В двадцатых годах был он <Мицкевич> в Москве и в Петербурге, вроде почетной ссылки. В том и другом городе сблизился он со многими русскими литераторами и радушно принят был в лучшее общество. Были ли у него и тогда потаенные, задние или передовые мысли, решить трудно. Оставался он кровным поляком и тогда, это несомненно; но озлобления в нем не было. В сочувствии же его к некоторым нашим литераторам и другим лицам ручаются неопровергаемые свидетельства: гораздо позднее, в самом разгаре своих политических увлечений, он устно и печатно говорит о некоторых русских писателях с любовью и уважением. И в них оставил он по себе самое дружелюбное впечатление и воспоминание. В прибавлениях к посмертному собранию сочинений Мицкевича, писанных на французском языке, находим мы известие, что московские литераторы дали ему перед выездом из Москвы прощальный обед с поднесением кубка и стихов. На кубке вырезаны имена: Баратынского, братьев Петра и Ивана Киреевских, Елагина, Рожалина, Полевого, Шевырева, Соболевского. Тут же рассказывается следующее: Пушкин, встретясь где-то на улице с Мицкевичем, посторонился и сказал: «С дороги двойка, туз идет». На что Мицкевич тут же отвечал: «Козырная двойка туза бьет».
В тех же прибавлениях находим мы стихотворение Мицкевича, вроде думы пред памятником Петра Великого. Поэт говорит: «Однажды вечером два юноши укрывались от дождя, рука в руку, под одним плащом. Один из них был паломник, пришедший с Запада, другой — поэт русского народа, славный песнями своими на всем Севере. Знали они друг друга с недавнего времени, но знали коротко, и было уже несколько дней, что были они друзьями, их души, возносясь над всеми земными препятствиями, походили на две Альпийские скалы-двойчатки, которые хотя силою потока и разделены навеки, но преклоняются друг к другу своими смелыми вершинами, едва внимая ропоту враждебной волны».
Очевидно, что тут идет речь о Мицкевиче и Пушкине. Далее поэт приписывает Пушкину слова, которых он, без сомнения, не говорил; но это поэтическая и политическая вольность: ни дивиться ей, ни жаловаться на нее нельзя. Впрочем, заметка, что конь под Петром более стал на дыбы, нежели скачет вперед, принадлежит не Мицкевичу и не Пушкину[191].
Вскоре по кончине Пушкина явилось во французском журнале «Le Globe», 25 мая 1837 года, биографическое и литературное известие о нем за подписью
Пушкин, как и все товарищи его, делал оппозицию в последних годах царствования императора Александра I. Он выпустил несколько эпиграмм против правительства и самого царя; он даже написал оду «К Кинжалу». Эти летучие стихотворения разносились в рукописях из Петербурга до Одессы; везде читали их, толковали, любовались ими.
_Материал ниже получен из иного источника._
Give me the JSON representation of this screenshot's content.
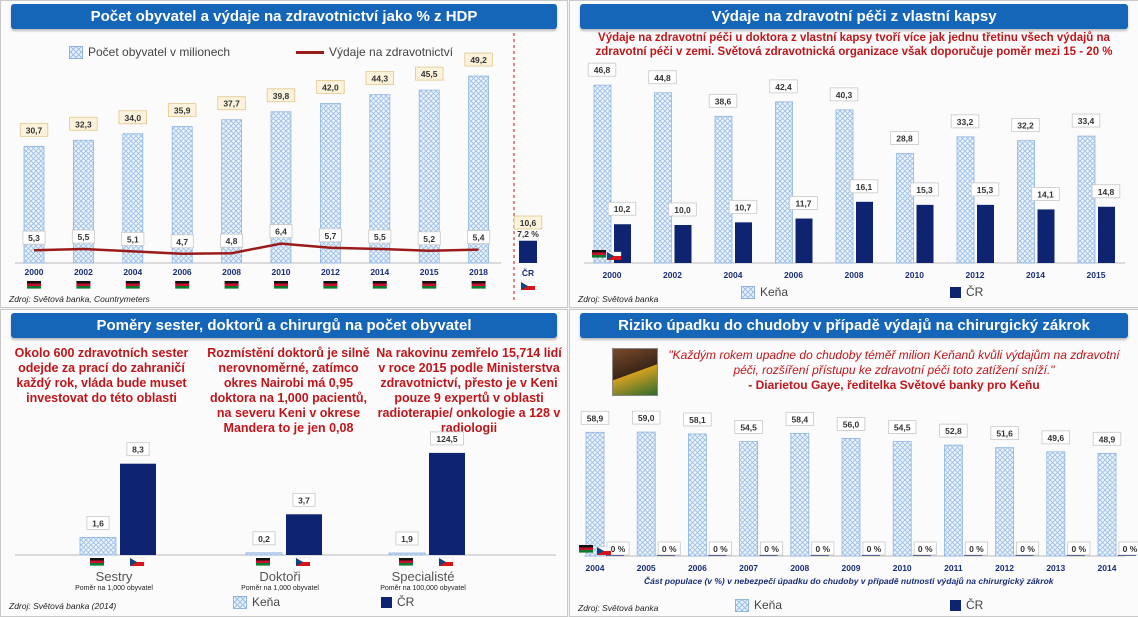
{
  "panels": {
    "p1": {
      "title": "Počet obyvatel a výdaje na zdravotnictví jako % z HDP",
      "source": "Zdroj: Světová banka, Countrymeters",
      "legend_bar": "Počet obyvatel v milionech",
      "legend_line": "Výdaje na zdravotnictví"
    },
    "p2": {
      "title": "Výdaje na zdravotní péči z vlastní kapsy",
      "source": "Zdroj: Světová banka",
      "subtitle": "Výdaje na zdravotní péči u doktora z vlastní kapsy tvoří více jak jednu třetinu všech výdajů na zdravotní péči v zemi. Světová zdravotnická organizace však doporučuje poměr mezi 15 - 20 %"
    },
    "p3": {
      "title": "Poměry sester, doktorů a chirurgů na počet obyvatel",
      "source": "Zdroj: Světová banka (2014)",
      "note1": "Okolo 600 zdravotních sester odejde za prací do zahraničí každý rok, vláda bude muset investovat do této oblasti",
      "note2": "Rozmístění doktorů je silně nerovnoměrné, zatímco okres Nairobi má 0,95 doktora na 1,000 pacientů, na severu Keni v okrese Mandera to je jen 0,08",
      "note3": "Na rakovinu zemřelo 15,714 lidí v roce 2015 podle Ministerstva zdravotnictví, přesto je v Keni pouze 9 expertů v oblasti radioterapie/ onkologie a 128 v radiologii"
    },
    "p4": {
      "title": "Riziko úpadku do chudoby v případě výdajů na chirurgický zákrok",
      "source": "Zdroj: Světová banka",
      "quote": "\"Každým rokem upadne do chudoby téměř milion Keňanů kvůli výdajům na zdravotní péči, rozšíření přístupu ke zdravotní péči toto zatížení sníží.\"",
      "quote_author": "- Diarietou Gaye, ředitelka Světové banky pro Keňu"
    }
  },
  "legend": {
    "kena": "Keňa",
    "cr": "ČR"
  },
  "colors": {
    "hatch": "#9cc0e8",
    "navy": "#0f2470",
    "line": "#9b1b1b",
    "banner": "#1565b8",
    "note": "#c0151a"
  },
  "chart_data": [
    {
      "type": "bar",
      "title": "Počet obyvatel a výdaje na zdravotnictví jako % z HDP",
      "categories": [
        "2000",
        "2002",
        "2004",
        "2006",
        "2008",
        "2010",
        "2012",
        "2014",
        "2015",
        "2018"
      ],
      "series": [
        {
          "name": "Počet obyvatel v milionech",
          "type": "bar",
          "values": [
            30.7,
            32.3,
            34.0,
            35.9,
            37.7,
            39.8,
            42.0,
            44.3,
            45.5,
            49.2
          ],
          "labels": [
            "30,7",
            "32,3",
            "34,0",
            "35,9",
            "37,7",
            "39,8",
            "42,0",
            "44,3",
            "45,5",
            "49,2"
          ]
        },
        {
          "name": "Výdaje na zdravotnictví",
          "type": "line",
          "values": [
            5.3,
            5.5,
            5.1,
            4.7,
            4.8,
            6.4,
            5.7,
            5.5,
            5.2,
            5.4
          ],
          "labels": [
            "5,3",
            "5,5",
            "5,1",
            "4,7",
            "4,8",
            "6,4",
            "5,7",
            "5,5",
            "5,2",
            "5,4"
          ]
        }
      ],
      "cr": {
        "category": "ČR",
        "population": 10.6,
        "population_label": "10,6",
        "spending_label": "7,2 %"
      }
    },
    {
      "type": "bar",
      "title": "Výdaje na zdravotní péči z vlastní kapsy",
      "categories": [
        "2000",
        "2002",
        "2004",
        "2006",
        "2008",
        "2010",
        "2012",
        "2014",
        "2015"
      ],
      "series": [
        {
          "name": "Keňa",
          "values": [
            46.8,
            44.8,
            38.6,
            42.4,
            40.3,
            28.8,
            33.2,
            32.2,
            33.4
          ],
          "labels": [
            "46,8",
            "44,8",
            "38,6",
            "42,4",
            "40,3",
            "28,8",
            "33,2",
            "32,2",
            "33,4"
          ]
        },
        {
          "name": "ČR",
          "values": [
            10.2,
            10.0,
            10.7,
            11.7,
            16.1,
            15.3,
            15.3,
            14.1,
            14.8
          ],
          "labels": [
            "10,2",
            "10,0",
            "10,7",
            "11,7",
            "16,1",
            "15,3",
            "15,3",
            "14,1",
            "14,8"
          ]
        }
      ]
    },
    {
      "type": "bar",
      "title": "Poměry sester, doktorů a chirurgů na počet obyvatel",
      "categories": [
        "Sestry",
        "Doktoři",
        "Specialisté"
      ],
      "sublabels": [
        "Poměr na 1,000 obyvatel",
        "Poměr na 1,000 obyvatel",
        "Poměr na 100,000 obyvatel"
      ],
      "group_ylim": [
        [
          0,
          10
        ],
        [
          0,
          10
        ],
        [
          0,
          150
        ]
      ],
      "series": [
        {
          "name": "Keňa",
          "values": [
            1.6,
            0.2,
            1.9
          ],
          "labels": [
            "1,6",
            "0,2",
            "1,9"
          ]
        },
        {
          "name": "ČR",
          "values": [
            8.3,
            3.7,
            124.5
          ],
          "labels": [
            "8,3",
            "3,7",
            "124,5"
          ]
        }
      ]
    },
    {
      "type": "bar",
      "title": "Riziko úpadku do chudoby v případě výdajů na chirurgický zákrok",
      "xlabel": "Část populace (v %) v nebezpečí úpadku do chudoby v případě nutnosti výdajů na chirurgický zákrok",
      "categories": [
        "2004",
        "2005",
        "2006",
        "2007",
        "2008",
        "2009",
        "2010",
        "2011",
        "2012",
        "2013",
        "2014"
      ],
      "series": [
        {
          "name": "Keňa",
          "values": [
            58.9,
            59.0,
            58.1,
            54.5,
            58.4,
            56.0,
            54.5,
            52.8,
            51.6,
            49.6,
            48.9
          ],
          "labels": [
            "58,9",
            "59,0",
            "58,1",
            "54,5",
            "58,4",
            "56,0",
            "54,5",
            "52,8",
            "51,6",
            "49,6",
            "48,9"
          ]
        },
        {
          "name": "ČR",
          "values": [
            0,
            0,
            0,
            0,
            0,
            0,
            0,
            0,
            0,
            0,
            0
          ],
          "labels": [
            "0 %",
            "0 %",
            "0 %",
            "0 %",
            "0 %",
            "0 %",
            "0 %",
            "0 %",
            "0 %",
            "0 %",
            "0 %"
          ]
        }
      ]
    }
  ]
}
Они придали поэту более популярности, чем последовавшие затем творения его, которые сравнительно были и значительнее, и превосходнее. Вследствие того император Александр признал нужным выслать Пушкина из столицы и велеть ему жить в провинции. Император Николай отменил строгие меры, принятые в отношении к Пушкину. Он вызвал его к себе, дал ему частную аудиенцию и имел с ним продолжительный разговор. Это было беспримерное событие: ибо дотоле никогда русский царь не разговаривал с человеком, которого во Франции назвали бы пролетарием, но который в России гораздо менее, чем пролетарий на Западе: ибо, хотя Пушкин и был благородного происхождения, он не имел никакого чина в административной иерархии. (Здесь Мицкевич увлекается западными воззрениями на Россию. Он мог бы, не изыскивая других примеров, вспомнить о Петре I, которому нередко случалось беседовать с русскими пролетариями.)